Five days after President Donald Trump declared April National Sexual Assault Awareness and Prevention Month, he came to the defense of his friend, Bill O'Reilly of Fox News, who once said men are "barbarians" when they see a "good-looking woman."
Trump on Wednesday defended O'Reilly after a report that he; Fox News; and its parent company, 21st Century Fox, paid $13 million to five women to settle claims he sexually harassed them. One private settlement paid by O'Reilly was so secretive that 21st Century Fox was unaware of it until last year.
"I think he's a person I know well — he is a good person," Trump said of O'Reilly in an interview with The New York Times.
"I think he shouldn't have settled; personally I think he shouldn't have settled. Because you should have taken it all the way."
He added, "I don't think Bill did anything wrong."
O'Reilly said in a statement Saturday that he has been unfairly targeted because of his public prominence.
According to a New York Daily News article published Wednesday, in a March 2004 segment of "The O'Reilly Factor" about Naomi Wolf, a feminist writer who had claimed one of her Yale professors sexually harassed her at work, O'Reilly said it's hard for men to control themselves around attractive women.
"They're just barbarians, okay," he said to guest Linda Mills, a New York University social work professor.
"They see a good-looking woman. It's — they're not [respecting] their intellect," he said, according to transcripts of the show.
"If they get a come-on at all by the woman whom they feel is attractive, then they're in," he said.
"I think that the sexual harassment thing is used as a club, as I said, by many women.
"It's something they have against men, a threat to keep men at bay in a very competitive marketplace."
O'Reilly also said "there are women who manipulate themselves and use their sexuality to get ahead."
"And then these women will turn around and file a sexual harassment lawsuit," he said.
The largest settlement involving O'Reilly was a payout of $9 million in a sexual harassment lawsuit former Fox News producer Andrea Mackris brought against him in 2004.
The lawsuit claimed that he subjected Mackris to repeated instances of explicit sexual harassment. For example, over dinner, O'Reilly propositioned both Mackris and her college friend to have phone sex, and that the three should go to a hotel and "have the time of their lives."
"Bill, you're my boss!" a former Fox News producer said in a lawsuit she told Bill O'Reilly when he propositioned her for sex.
During his campaign for president, multiple women accused Trump of sexual assault and harassment. In October, a leaked recording of a 2005 conversation revealed Trump saying he could grope women without their consent.
At a presidential debate that same month, Trump said he was "embarrassed" by the 2005 comments, calling them "locker room talk," and deflected the talk that his comments could be considered sexual assault.

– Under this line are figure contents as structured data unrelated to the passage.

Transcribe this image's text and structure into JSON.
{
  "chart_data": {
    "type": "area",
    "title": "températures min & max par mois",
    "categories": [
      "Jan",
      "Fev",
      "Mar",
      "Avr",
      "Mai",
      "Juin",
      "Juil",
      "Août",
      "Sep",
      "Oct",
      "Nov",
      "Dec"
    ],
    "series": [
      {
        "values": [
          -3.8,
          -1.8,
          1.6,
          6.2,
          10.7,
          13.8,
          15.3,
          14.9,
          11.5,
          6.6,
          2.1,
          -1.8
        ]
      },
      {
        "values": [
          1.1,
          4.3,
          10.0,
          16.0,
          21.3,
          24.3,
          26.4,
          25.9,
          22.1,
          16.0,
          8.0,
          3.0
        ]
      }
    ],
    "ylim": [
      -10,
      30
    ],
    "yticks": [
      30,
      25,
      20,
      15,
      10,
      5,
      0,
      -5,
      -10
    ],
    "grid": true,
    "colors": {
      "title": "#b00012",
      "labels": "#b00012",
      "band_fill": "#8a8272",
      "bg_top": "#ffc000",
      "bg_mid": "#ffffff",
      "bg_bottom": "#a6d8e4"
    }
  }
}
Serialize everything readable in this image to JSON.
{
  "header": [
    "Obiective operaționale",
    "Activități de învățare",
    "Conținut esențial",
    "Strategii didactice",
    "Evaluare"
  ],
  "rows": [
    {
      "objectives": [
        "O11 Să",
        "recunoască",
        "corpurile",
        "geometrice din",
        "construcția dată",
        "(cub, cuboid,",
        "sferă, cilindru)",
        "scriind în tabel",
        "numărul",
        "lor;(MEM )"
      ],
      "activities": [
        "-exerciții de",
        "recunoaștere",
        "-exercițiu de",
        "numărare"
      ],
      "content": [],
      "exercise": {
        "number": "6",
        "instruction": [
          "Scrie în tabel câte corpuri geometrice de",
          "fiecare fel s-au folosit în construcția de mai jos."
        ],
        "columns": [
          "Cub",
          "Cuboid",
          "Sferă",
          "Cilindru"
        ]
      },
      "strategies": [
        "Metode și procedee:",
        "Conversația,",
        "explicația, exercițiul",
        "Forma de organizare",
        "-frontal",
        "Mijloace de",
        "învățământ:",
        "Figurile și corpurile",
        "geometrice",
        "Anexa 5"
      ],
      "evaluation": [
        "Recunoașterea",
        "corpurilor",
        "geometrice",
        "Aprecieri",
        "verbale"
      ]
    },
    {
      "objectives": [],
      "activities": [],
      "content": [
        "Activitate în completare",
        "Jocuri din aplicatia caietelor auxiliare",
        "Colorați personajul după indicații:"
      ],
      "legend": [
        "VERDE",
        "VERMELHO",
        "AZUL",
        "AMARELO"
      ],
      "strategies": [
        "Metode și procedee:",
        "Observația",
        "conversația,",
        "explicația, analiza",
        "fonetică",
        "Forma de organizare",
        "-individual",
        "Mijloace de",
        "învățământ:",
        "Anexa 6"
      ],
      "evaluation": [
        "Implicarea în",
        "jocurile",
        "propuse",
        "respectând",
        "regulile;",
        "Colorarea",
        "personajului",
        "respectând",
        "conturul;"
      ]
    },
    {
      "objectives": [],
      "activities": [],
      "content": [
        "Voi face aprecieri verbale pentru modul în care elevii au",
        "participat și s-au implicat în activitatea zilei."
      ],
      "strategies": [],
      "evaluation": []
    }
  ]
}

The president's proclamation of National Sexual Assault Awareness and Prevention Month announced on Friday states the following:
"As a nation, we must develop meaningful strategies to eliminate these crimes, including increasing awareness of the problem in our communities, creating systems that protect vulnerable groups, and sharing successful prevention strategies."
Women employees at Fox News are allegedly not in safe environments. Dating back to 2002 women have claimed O'Reilly, a top earner for the company, has sexually harassed them, according to The Times.
There are feelings of "fear and disappointment" for women employees at Fox News, according to CNN. Allegedly, there are women who want to speak up, but they're afraid they'll lose their jobs.
Mercedes-Benz and Hyundai say "no mas." The habitually offensive network hit by another sexual harassment lawsuit.
Women continue to come forward with claims of a misogynistic culture at the company. Julie Roginsky, a Democratic political consultant and Fox News contributor, filed a lawsuit in New York state court on Monday against the network's former chairman Roger Ailes; the network; and Bill Shine, the network's co-president.
There are at least two separate lawsuits, against Fox News and Ailes, by women claiming they were sexually harassed. Also in 2016, former Fox News anchor Andrea Tantaros filed a separate sexual harassment lawsuit that was sent to private arbitration.
Last year, on behalf of Ailes, Fox News agreed to pay $20 million to settle a harassment suit by former Fox News anchor Gretchen Carlson. He denied any wrongdoing but resigned in July.
Trump has close ties with Ailes. In an interview on "Meet the Press," shortly before Ailes' resignation, Trump defended him.
"I'm sure it was friendly," Trump said of Ailes' alleged sexual assault of over 20 women. He also did not immediately rule out voting for former KKK grand wizard David Duke for Senate.
"I can tell you that some of the women that are complaining, I know how much he's helped them," Trump said. "And even recently. And when they write books that are fairly recently released, and they say wonderful things about him. And now all of a sudden they're saying these horrible things about him."
Trump also maintains a close relationship with Rupert Murdoch, 85, executive co-chairman of 21st Century Fox, who took over Fox News after Ailes resigned and remains the CEO.